L’histoire du N°19, c’est l’histoire d’une renaissance. Celle de la mythique maison Chanel, qui connut après-guerre un long passage à vide. Exilée en Suisse en 1944, Coco ne rouvre sa maison de la rue Cambon qu’à son retour en 1954. C’est l’époque du triomphe du New Look de Christian Dior, dont la jupe corolle et la taille marquée ringardise la silhouette androgyne et austère de Chanel. La maison cherche alors un nouveau souffle. Elle le trouvera enfin à la fin des années 60, avec le fameux tailleur en tweed et le sac 2.55, qui, aussi surprenant que cela puisse paraître aujourd’hui, lui attirent à nouveau une clientèle jeune. Coco voudrait accompagner cette renaissance et ce nouveau style par un parfum, destiné lui à la nouvelle génération. Chanel n’a pas lancé de parfum depuis 1928 et le sublime Cuir de Russie. Le N°5 est toujours l’emblème de la maison, mais les ventes s’essoufflent.

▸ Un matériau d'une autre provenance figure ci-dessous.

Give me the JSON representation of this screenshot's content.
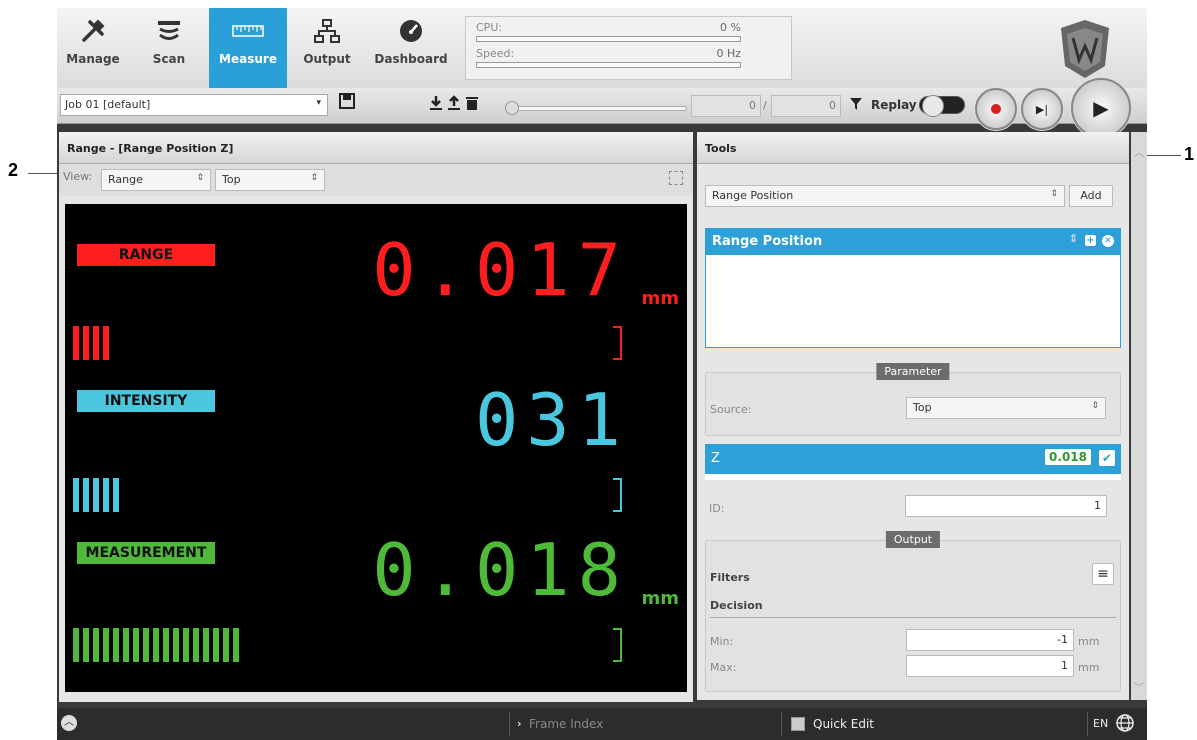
{
  "callouts": {
    "one": "1",
    "two": "2"
  },
  "nav": {
    "items": [
      {
        "label": "Manage",
        "icon": "wrench-icon"
      },
      {
        "label": "Scan",
        "icon": "scan-icon"
      },
      {
        "label": "Measure",
        "icon": "ruler-icon",
        "active": true
      },
      {
        "label": "Output",
        "icon": "network-icon"
      },
      {
        "label": "Dashboard",
        "icon": "gauge-icon"
      }
    ]
  },
  "metrics": {
    "cpu": {
      "label": "CPU:",
      "value": "0 %",
      "fraction": 0
    },
    "speed": {
      "label": "Speed:",
      "value": "0 Hz",
      "fraction": 0
    }
  },
  "toolbar": {
    "job": "Job 01 [default]",
    "frame_current": "0",
    "frame_sep": "/",
    "frame_total": "0",
    "replay_label": "Replay",
    "replay_on": false
  },
  "left_panel": {
    "title": "Range - [Range Position Z]",
    "view_label": "View:",
    "view_mode": "Range",
    "view_source": "Top"
  },
  "display": {
    "range": {
      "tag": "RANGE",
      "value": "0.017",
      "unit": "mm",
      "bars": 4,
      "color": "#ff1e1e"
    },
    "intensity": {
      "tag": "INTENSITY",
      "value": "031",
      "bars": 5,
      "color": "#4bc6df"
    },
    "measurement": {
      "tag": "MEASUREMENT",
      "value": "0.018",
      "unit": "mm",
      "bars": 17,
      "color": "#4fb93a"
    }
  },
  "tools": {
    "title": "Tools",
    "tool_select": "Range Position",
    "add_label": "Add",
    "tool_item": "Range Position",
    "parameter_legend": "Parameter",
    "source_label": "Source:",
    "source_value": "Top",
    "measurement_name": "Z",
    "measurement_value": "0.018",
    "id_label": "ID:",
    "id_value": "1",
    "output_legend": "Output",
    "filters_label": "Filters",
    "decision_label": "Decision",
    "min_label": "Min:",
    "min_value": "-1",
    "max_label": "Max:",
    "max_value": "1",
    "unit": "mm"
  },
  "status": {
    "frame_index": "Frame Index",
    "quick_edit": "Quick Edit",
    "language": "EN"
  }
}
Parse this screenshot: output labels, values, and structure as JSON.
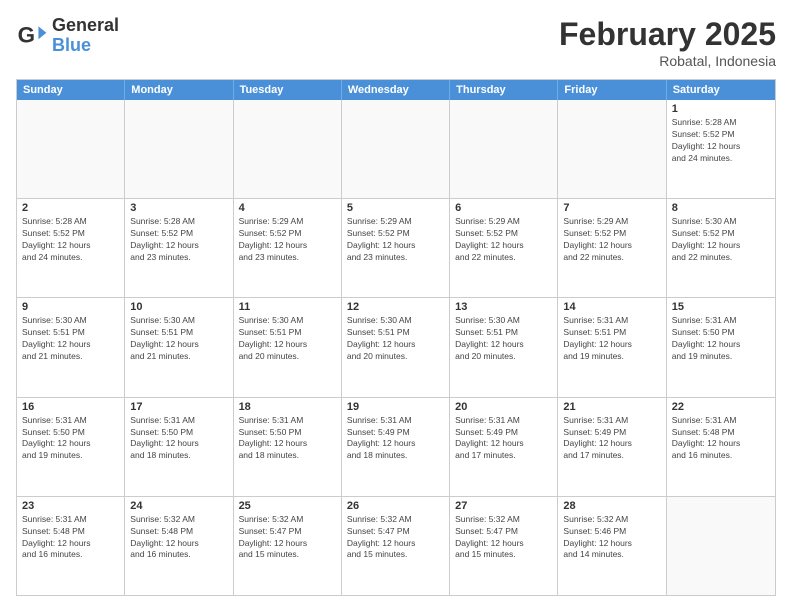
{
  "logo": {
    "general": "General",
    "blue": "Blue"
  },
  "title": "February 2025",
  "location": "Robatal, Indonesia",
  "days": [
    "Sunday",
    "Monday",
    "Tuesday",
    "Wednesday",
    "Thursday",
    "Friday",
    "Saturday"
  ],
  "rows": [
    [
      {
        "day": "",
        "info": ""
      },
      {
        "day": "",
        "info": ""
      },
      {
        "day": "",
        "info": ""
      },
      {
        "day": "",
        "info": ""
      },
      {
        "day": "",
        "info": ""
      },
      {
        "day": "",
        "info": ""
      },
      {
        "day": "1",
        "info": "Sunrise: 5:28 AM\nSunset: 5:52 PM\nDaylight: 12 hours\nand 24 minutes."
      }
    ],
    [
      {
        "day": "2",
        "info": "Sunrise: 5:28 AM\nSunset: 5:52 PM\nDaylight: 12 hours\nand 24 minutes."
      },
      {
        "day": "3",
        "info": "Sunrise: 5:28 AM\nSunset: 5:52 PM\nDaylight: 12 hours\nand 23 minutes."
      },
      {
        "day": "4",
        "info": "Sunrise: 5:29 AM\nSunset: 5:52 PM\nDaylight: 12 hours\nand 23 minutes."
      },
      {
        "day": "5",
        "info": "Sunrise: 5:29 AM\nSunset: 5:52 PM\nDaylight: 12 hours\nand 23 minutes."
      },
      {
        "day": "6",
        "info": "Sunrise: 5:29 AM\nSunset: 5:52 PM\nDaylight: 12 hours\nand 22 minutes."
      },
      {
        "day": "7",
        "info": "Sunrise: 5:29 AM\nSunset: 5:52 PM\nDaylight: 12 hours\nand 22 minutes."
      },
      {
        "day": "8",
        "info": "Sunrise: 5:30 AM\nSunset: 5:52 PM\nDaylight: 12 hours\nand 22 minutes."
      }
    ],
    [
      {
        "day": "9",
        "info": "Sunrise: 5:30 AM\nSunset: 5:51 PM\nDaylight: 12 hours\nand 21 minutes."
      },
      {
        "day": "10",
        "info": "Sunrise: 5:30 AM\nSunset: 5:51 PM\nDaylight: 12 hours\nand 21 minutes."
      },
      {
        "day": "11",
        "info": "Sunrise: 5:30 AM\nSunset: 5:51 PM\nDaylight: 12 hours\nand 20 minutes."
      },
      {
        "day": "12",
        "info": "Sunrise: 5:30 AM\nSunset: 5:51 PM\nDaylight: 12 hours\nand 20 minutes."
      },
      {
        "day": "13",
        "info": "Sunrise: 5:30 AM\nSunset: 5:51 PM\nDaylight: 12 hours\nand 20 minutes."
      },
      {
        "day": "14",
        "info": "Sunrise: 5:31 AM\nSunset: 5:51 PM\nDaylight: 12 hours\nand 19 minutes."
      },
      {
        "day": "15",
        "info": "Sunrise: 5:31 AM\nSunset: 5:50 PM\nDaylight: 12 hours\nand 19 minutes."
      }
    ],
    [
      {
        "day": "16",
        "info": "Sunrise: 5:31 AM\nSunset: 5:50 PM\nDaylight: 12 hours\nand 19 minutes."
      },
      {
        "day": "17",
        "info": "Sunrise: 5:31 AM\nSunset: 5:50 PM\nDaylight: 12 hours\nand 18 minutes."
      },
      {
        "day": "18",
        "info": "Sunrise: 5:31 AM\nSunset: 5:50 PM\nDaylight: 12 hours\nand 18 minutes."
      },
      {
        "day": "19",
        "info": "Sunrise: 5:31 AM\nSunset: 5:49 PM\nDaylight: 12 hours\nand 18 minutes."
      },
      {
        "day": "20",
        "info": "Sunrise: 5:31 AM\nSunset: 5:49 PM\nDaylight: 12 hours\nand 17 minutes."
      },
      {
        "day": "21",
        "info": "Sunrise: 5:31 AM\nSunset: 5:49 PM\nDaylight: 12 hours\nand 17 minutes."
      },
      {
        "day": "22",
        "info": "Sunrise: 5:31 AM\nSunset: 5:48 PM\nDaylight: 12 hours\nand 16 minutes."
      }
    ],
    [
      {
        "day": "23",
        "info": "Sunrise: 5:31 AM\nSunset: 5:48 PM\nDaylight: 12 hours\nand 16 minutes."
      },
      {
        "day": "24",
        "info": "Sunrise: 5:32 AM\nSunset: 5:48 PM\nDaylight: 12 hours\nand 16 minutes."
      },
      {
        "day": "25",
        "info": "Sunrise: 5:32 AM\nSunset: 5:47 PM\nDaylight: 12 hours\nand 15 minutes."
      },
      {
        "day": "26",
        "info": "Sunrise: 5:32 AM\nSunset: 5:47 PM\nDaylight: 12 hours\nand 15 minutes."
      },
      {
        "day": "27",
        "info": "Sunrise: 5:32 AM\nSunset: 5:47 PM\nDaylight: 12 hours\nand 15 minutes."
      },
      {
        "day": "28",
        "info": "Sunrise: 5:32 AM\nSunset: 5:46 PM\nDaylight: 12 hours\nand 14 minutes."
      },
      {
        "day": "",
        "info": ""
      }
    ]
  ]
}
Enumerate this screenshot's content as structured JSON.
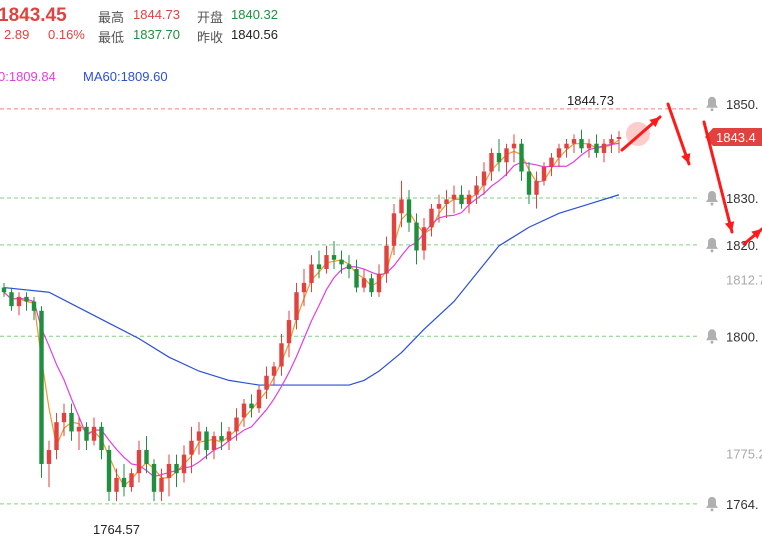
{
  "header": {
    "price": "1843.45",
    "change": "2.89",
    "change_pct": "0.16%",
    "high_label": "最高",
    "high_value": "1844.73",
    "low_label": "最低",
    "low_value": "1837.70",
    "open_label": "开盘",
    "open_value": "1840.32",
    "prev_close_label": "昨收",
    "prev_close_value": "1840.56"
  },
  "ma_legend": {
    "ma_left": "0:1809.84",
    "ma60": "MA60:1809.60"
  },
  "colors": {
    "up": "#e0433f",
    "down": "#1f8f3f",
    "ma_orange": "#f0972c",
    "ma_magenta": "#e040e0",
    "ma60_blue": "#2b4fd8",
    "grid_green": "#7fd27f",
    "grid_red": "#f08080",
    "arrow_red": "#ff1a1a"
  },
  "chart_data": {
    "type": "candlestick",
    "y_range": [
      1762,
      1854
    ],
    "price_levels": [
      "1850.",
      "1830.",
      "1820.",
      "1812.7",
      "1800.",
      "1775.2",
      "1764."
    ],
    "current_price_tag": "1843.4",
    "max_annotation": "1844.73",
    "min_annotation": "1764.57",
    "grid_lines": [
      1849.5,
      1830.3,
      1820.2,
      1800.5,
      1764.4
    ],
    "candles": [
      [
        1811,
        1812,
        1809,
        1810
      ],
      [
        1810,
        1811,
        1806,
        1807
      ],
      [
        1807,
        1810,
        1805,
        1809
      ],
      [
        1809,
        1810,
        1806,
        1808
      ],
      [
        1808,
        1809,
        1804,
        1806
      ],
      [
        1806,
        1807,
        1770,
        1773
      ],
      [
        1773,
        1778,
        1768,
        1776
      ],
      [
        1776,
        1784,
        1774,
        1782
      ],
      [
        1782,
        1786,
        1779,
        1784
      ],
      [
        1784,
        1786,
        1778,
        1780
      ],
      [
        1780,
        1783,
        1776,
        1781
      ],
      [
        1781,
        1782,
        1776,
        1778
      ],
      [
        1778,
        1783,
        1777,
        1781
      ],
      [
        1781,
        1782,
        1774,
        1776
      ],
      [
        1776,
        1777,
        1765,
        1767
      ],
      [
        1767,
        1772,
        1765,
        1770
      ],
      [
        1770,
        1773,
        1766,
        1768
      ],
      [
        1768,
        1772,
        1767,
        1771
      ],
      [
        1771,
        1778,
        1769,
        1776
      ],
      [
        1776,
        1779,
        1771,
        1773
      ],
      [
        1773,
        1774,
        1765,
        1767
      ],
      [
        1767,
        1772,
        1765,
        1770
      ],
      [
        1770,
        1775,
        1766,
        1773
      ],
      [
        1773,
        1775,
        1768,
        1771
      ],
      [
        1771,
        1777,
        1769,
        1775
      ],
      [
        1775,
        1781,
        1771,
        1778
      ],
      [
        1778,
        1782,
        1775,
        1780
      ],
      [
        1780,
        1781,
        1774,
        1776
      ],
      [
        1776,
        1780,
        1774,
        1779
      ],
      [
        1779,
        1782,
        1776,
        1778
      ],
      [
        1778,
        1781,
        1776,
        1780
      ],
      [
        1780,
        1785,
        1778,
        1783
      ],
      [
        1783,
        1787,
        1781,
        1786
      ],
      [
        1786,
        1788,
        1783,
        1785
      ],
      [
        1785,
        1790,
        1784,
        1789
      ],
      [
        1789,
        1794,
        1787,
        1792
      ],
      [
        1792,
        1795,
        1790,
        1794
      ],
      [
        1794,
        1801,
        1792,
        1799
      ],
      [
        1799,
        1806,
        1796,
        1804
      ],
      [
        1804,
        1812,
        1802,
        1810
      ],
      [
        1810,
        1815,
        1807,
        1812
      ],
      [
        1812,
        1818,
        1810,
        1816
      ],
      [
        1816,
        1819,
        1813,
        1815
      ],
      [
        1815,
        1820,
        1814,
        1818
      ],
      [
        1818,
        1821,
        1815,
        1817
      ],
      [
        1817,
        1819,
        1814,
        1816
      ],
      [
        1816,
        1818,
        1813,
        1815
      ],
      [
        1815,
        1817,
        1810,
        1811
      ],
      [
        1811,
        1815,
        1810,
        1813
      ],
      [
        1813,
        1814,
        1809,
        1810
      ],
      [
        1810,
        1816,
        1809,
        1814
      ],
      [
        1814,
        1822,
        1812,
        1820
      ],
      [
        1820,
        1829,
        1818,
        1827
      ],
      [
        1827,
        1834,
        1824,
        1830
      ],
      [
        1830,
        1832,
        1823,
        1825
      ],
      [
        1825,
        1827,
        1816,
        1819
      ],
      [
        1819,
        1826,
        1817,
        1824
      ],
      [
        1824,
        1829,
        1822,
        1828
      ],
      [
        1828,
        1831,
        1825,
        1829
      ],
      [
        1829,
        1832,
        1826,
        1830
      ],
      [
        1830,
        1833,
        1827,
        1831
      ],
      [
        1831,
        1833,
        1828,
        1829
      ],
      [
        1829,
        1832,
        1827,
        1831
      ],
      [
        1831,
        1835,
        1829,
        1833
      ],
      [
        1833,
        1838,
        1831,
        1836
      ],
      [
        1836,
        1841,
        1834,
        1840
      ],
      [
        1840,
        1843,
        1836,
        1838
      ],
      [
        1838,
        1842,
        1835,
        1841
      ],
      [
        1841,
        1844,
        1838,
        1842
      ],
      [
        1842,
        1843,
        1834,
        1836
      ],
      [
        1836,
        1838,
        1829,
        1831
      ],
      [
        1831,
        1836,
        1828,
        1834
      ],
      [
        1834,
        1838,
        1833,
        1837
      ],
      [
        1837,
        1840,
        1835,
        1839
      ],
      [
        1839,
        1842,
        1837,
        1841
      ],
      [
        1841,
        1843,
        1839,
        1842
      ],
      [
        1842,
        1844,
        1840,
        1843
      ],
      [
        1843,
        1845,
        1840,
        1841
      ],
      [
        1841,
        1843,
        1839,
        1842
      ],
      [
        1842,
        1844,
        1839,
        1840
      ],
      [
        1840,
        1843,
        1838,
        1842
      ],
      [
        1842,
        1844,
        1840,
        1843
      ],
      [
        1843,
        1844.7,
        1840,
        1843.45
      ]
    ],
    "ma60_points": [
      [
        1811,
        0
      ],
      [
        1810,
        6
      ],
      [
        1805,
        12
      ],
      [
        1800,
        18
      ],
      [
        1796,
        22
      ],
      [
        1793,
        26
      ],
      [
        1791,
        30
      ],
      [
        1790,
        34
      ],
      [
        1790,
        40
      ],
      [
        1790,
        46
      ],
      [
        1791,
        48
      ],
      [
        1793,
        50
      ],
      [
        1797,
        53
      ],
      [
        1802,
        56
      ],
      [
        1808,
        60
      ],
      [
        1814,
        63
      ],
      [
        1820,
        66
      ],
      [
        1824,
        70
      ],
      [
        1827,
        74
      ],
      [
        1829,
        78
      ],
      [
        1831,
        82
      ]
    ]
  }
}
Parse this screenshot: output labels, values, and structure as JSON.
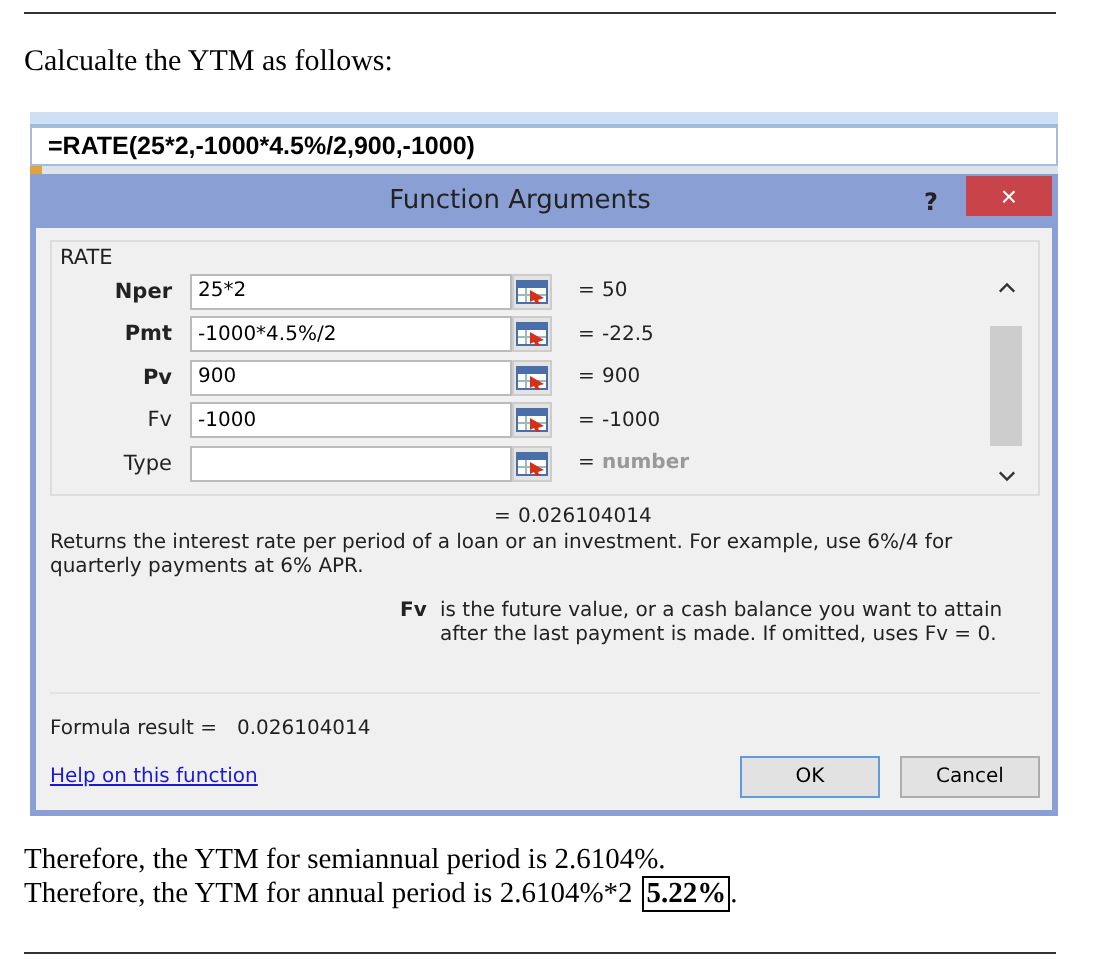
{
  "intro": "Calcualte the YTM as follows:",
  "formula_bar": "=RATE(25*2,-1000*4.5%/2,900,-1000)",
  "dialog": {
    "title": "Function Arguments",
    "help": "?",
    "close": "×",
    "function_name": "RATE",
    "arguments": [
      {
        "label": "Nper",
        "required": true,
        "value": "25*2",
        "result": "50",
        "muted": false
      },
      {
        "label": "Pmt",
        "required": true,
        "value": "-1000*4.5%/2",
        "result": "-22.5",
        "muted": false
      },
      {
        "label": "Pv",
        "required": true,
        "value": "900",
        "result": "900",
        "muted": false
      },
      {
        "label": "Fv",
        "required": false,
        "value": "-1000",
        "result": "-1000",
        "muted": false
      },
      {
        "label": "Type",
        "required": false,
        "result": "number",
        "muted": true
      }
    ],
    "equals": "=",
    "overall_result": "0.026104014",
    "description": "Returns the interest rate per period of a loan or an investment. For example, use 6%/4 for quarterly payments at 6% APR.",
    "argument_help": {
      "name": "Fv",
      "text": "is the future value, or a cash balance you want to attain after the last payment is made. If omitted, uses Fv = 0."
    },
    "formula_result_label": "Formula result =",
    "formula_result": "0.026104014",
    "help_link": "Help on this function",
    "buttons": [
      {
        "label": "OK",
        "default": true
      },
      {
        "label": "Cancel",
        "default": false
      }
    ]
  },
  "conclusions": [
    {
      "text": "Therefore, the YTM  for semiannual period is 2.6104%."
    },
    {
      "text": "Therefore, the YTM  for annual period is 2.6104%*2",
      "boxed": "5.22%",
      "tail": "."
    }
  ]
}
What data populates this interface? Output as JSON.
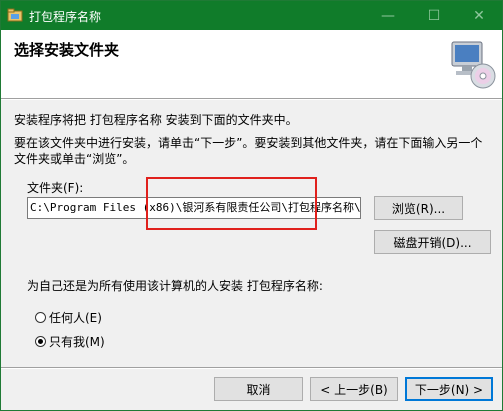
{
  "window": {
    "title": "打包程序名称",
    "minimize_glyph": "—",
    "maximize_glyph": "☐",
    "close_glyph": "✕"
  },
  "header": {
    "title": "选择安装文件夹",
    "icon": "computer-cd-icon"
  },
  "body": {
    "intro": "安装程序将把 打包程序名称 安装到下面的文件夹中。",
    "help": "要在该文件夹中进行安装，请单击“下一步”。要安装到其他文件夹，请在下面输入另一个文件夹或单击“浏览”。",
    "folder_label": "文件夹(F):",
    "folder_value": "C:\\Program Files (x86)\\银河系有限责任公司\\打包程序名称\\",
    "browse_label": "浏览(R)...",
    "disk_cost_label": "磁盘开销(D)...",
    "install_for_label": "为自己还是为所有使用该计算机的人安装 打包程序名称:",
    "radio_everyone": "任何人(E)",
    "radio_just_me": "只有我(M)",
    "selected_option": "just_me"
  },
  "footer": {
    "cancel_label": "取消",
    "back_label": "< 上一步(B)",
    "next_label": "下一步(N) >"
  },
  "colors": {
    "titlebar": "#107c2a",
    "highlight_box": "#e0201c",
    "default_button_border": "#0078d7"
  }
}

Coco veut quelque chose de plus frais, de plus vif, quelque chose dans l’air du temps. Et l’air est aux chyprés, construits sur fond âcre et chaud de mousse de chêne. Henri Robert lui compose un jus à l’équilibre remarquable. Les notes vives et vertes du galbanum en tête sont bien présentes, et pourtant en retenue. Les aldéhydes sont juteux et propres, mais moins aigus que ceux du N°5. La blancheur cotonneuse et poudreuse de l’iris vient tempérer cette vivacité, et repose sur un fond altier, comme toujours chez Chanel. Le N°19 réussit à combiner la douceur et la distance caractéristique de la parfumerie maison. Il ne traduit pas une féminité enveloppante et bienveillante (un peu comme Mademoiselle Chanel…) : c’est un parfum cérébral et complexe, à la fois masculin et aérien, fort et doux, au raffinement absolu et aux matières premières d’une qualité exceptionnelle. Pour lui rendre honneur, il convient de l’associer aux volumes contemporains, et d’éviter le tailleur qui s’est, depuis, embourgeoisé. Ce N°19, 19 comme la date anniversaire de Coco Chanel (le 19 août), sera son dernier coup d’éclat. Elle décède l’année suivante, après avoir révolutionné la silhouette féminine.